The fact is that specialized conferences such as machine vision and image processing conferences that focus on one area are, in principle, in a better position to compete with experts than conferences that cover a wide range of areas. Early on, conferences in Iran were usually large-scale conferences, such as the Iranian Electrical Engineering Conference, the Iranian Mechanical Engineering Conference, etc. But after a short while people saw that we needed more specialized conferences, especially Gradually, the fields of knowledge began to specialize ... and one of the first specialized conferences to take place in Iran was the Machine Vision and Image Processing Conference.
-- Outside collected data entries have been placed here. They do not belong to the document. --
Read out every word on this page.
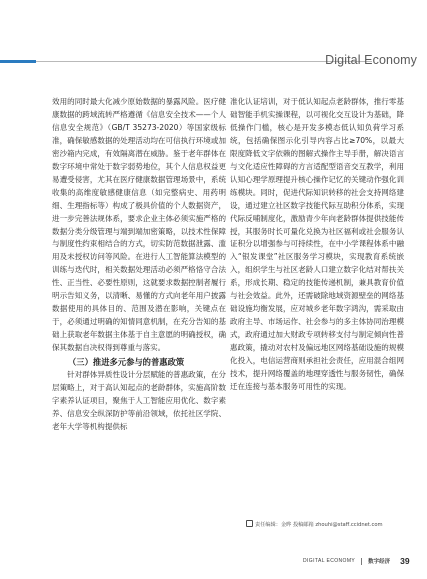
Digital Economy

效用的同时最大化减少原始数据的暴露风险。医疗健康数据的跨域流转严格遵循《信息安全技术——个人信息安全规范》（GB/T 35273-2020）等国家级标准，确保敏感数据的处理活动均在可信执行环境或加密沙箱内完成，有效隔离潜在威胁。鉴于老年群体在数字环境中常处于数字弱势地位，其个人信息权益更易遭受侵害，尤其在医疗健康数据管理场景中，系统收集的高维度敏感健康信息（如完整病史、用药明细、生理指标等）构成了极具价值的个人数据资产，进一步完善法规体系，要求企业主体必须实施严格的数据分类分级管理与端到端加密策略，以技术性保障与制度性约束相结合的方式，切实防范数据泄露、滥用及未授权访问等风险。在进行人工智能算法模型的训练与迭代时，相关数据处理活动必须严格恪守合法性、正当性、必要性原则，这就要求数据控制者履行明示告知义务，以清晰、易懂的方式向老年用户披露数据使用的具体目的、范围及潜在影响，关键点在于，必须通过明确的知情同意机制，在充分告知的基础上获取老年数据主体基于自主意愿的明确授权，确保其数据自决权得到尊重与落实。

（三）推进多元参与的普惠政策

针对群体异质性设计分层赋能的普惠政策，在分层策略上，对于高认知起点的老龄群体，实施高阶数字素养认证项目，聚焦于人工智能应用优化、数字素养、信息安全纵深防护等前沿领域，依托社区学院、老年大学等机构提供标

准化认证培训，对于低认知起点老龄群体，推行零基础智能手机实操课程，以可视化交互设计为基础，降低操作门槛，核心是开发多模态低认知负荷学习系统，包括确保图示化引导内容占比≥70%，以最大限度降低文字依赖的图解式操作主导手册，解决语言与文化适应性障碍的方言适配型语音交互教学，利用认知心理学原理提升核心操作记忆的关键动作强化训练模块。同时，促进代际知识转移的社会支持网络建设，通过建立社区数字技能代际互助积分体系，实现代际反哺制度化，激励青少年向老龄群体提供技能传授，其服务时长可量化兑换为社区福利或社会服务认证积分以增强参与可持续性，在中小学课程体系中融入“银发课堂”社区服务学习模块，实现教育系统嵌入，组织学生与社区老龄人口建立数字化结对帮扶关系，形成长期、稳定的技能传递机制，兼具教育价值与社会效益。此外，还需破除地域资源壁垒的网络基础设施均衡发展，应对城乡老年数字鸿沟，需采取由政府主导、市场运作、社会参与的多主体协同治理模式，政府通过加大财政专项转移支付与制定倾向性普惠政策，撬动对农村及偏远地区网络基础设施的规模化投入，电信运营商则承担社会责任，应用混合组网技术，提升网络覆盖的地理穿透性与服务韧性，确保迁在连接与基本服务可用性的实现。

责任编辑：金晔 投稿邮箱 zhouhi@staff.ccidnet.com
DIGITAL ECONOMY 数字经济 39
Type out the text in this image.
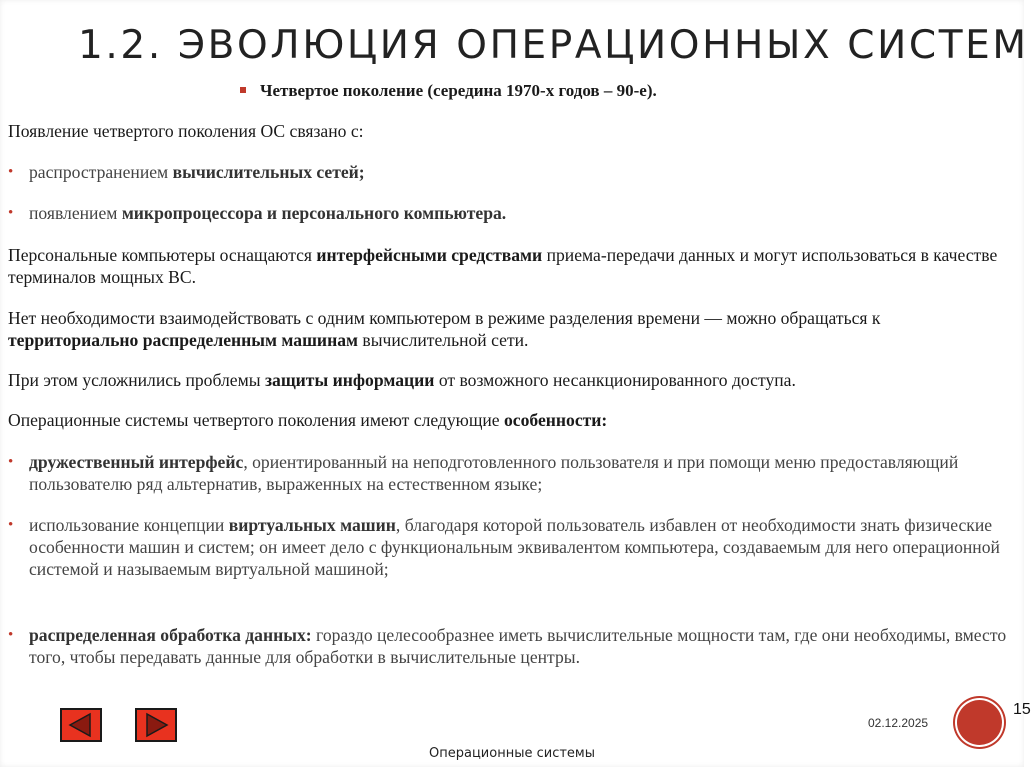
1.2. ЭВОЛЮЦИЯ ОПЕРАЦИОННЫХ СИСТЕМ
Четвертое поколение (середина 1970-х годов – 90-е).
Появление четвертого поколения ОС связано с:
• распространением вычислительных сетей;
• появлением микропроцессора и персонального компьютера.
Персональные компьютеры оснащаются интерфейсными средствами приема-передачи данных и могут использоваться в качестве терминалов мощных ВС.
Нет необходимости взаимодействовать с одним компьютером в режиме разделения времени — можно обращаться к территориально распределенным машинам вычислительной сети.
При этом усложнились проблемы защиты информации от возможного несанкционированного доступа.
Операционные системы четвертого поколения имеют следующие особенности:
• дружественный интерфейс, ориентированный на неподготовленного пользователя и при помощи меню предоставляющий пользователю ряд альтернатив, выраженных на естественном языке;
• использование концепции виртуальных машин, благодаря которой пользователь избавлен от необходимости знать физические особенности машин и систем; он имеет дело с функциональным эквивалентом компьютера, создаваемым для него операционной системой и называемым виртуальной машиной;
• распределенная обработка данных: гораздо целесообразнее иметь вычислительные мощности там, где они необходимы, вместо того, чтобы передавать данные для обработки в вычислительные центры.
02.12.2025
15
Операционные системы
This is a very important field: image and video are both signals that contain a lot of information, and we humans use the image to understand the surroundings, and about a quarter of the human brain processes the image. This shows us the importance of the image signal, and fortunately, as the overall computer and IT industry has evolved, as well as the science and technology of this industry has evolved, we are at a point where we can claim that our machines can somehow understand To find the picture and the scene. This has naturally been fueled in recent years; because processing power has gone up, data storage has gone up, everything is networked and everything is interconnected, processors and memory are all interconnected. And we have a lot of sensors, a good part of these sensors are image sensors, and we need to be able to process this information well.
The MVIP conference is talking about such things, and I think the field of image processing is a field that has grown tremendously, not only from 79 to now - 98, and almost 20 years - the fact is that I even think its growth will grow much faster in the next 40 to 50 years, and then conferences like this can serve as a platform for conflict of opinion between researchers working in these and related fields, and between people in the industry trying to develop applications so that they can Develop tools for machine vision and image processing.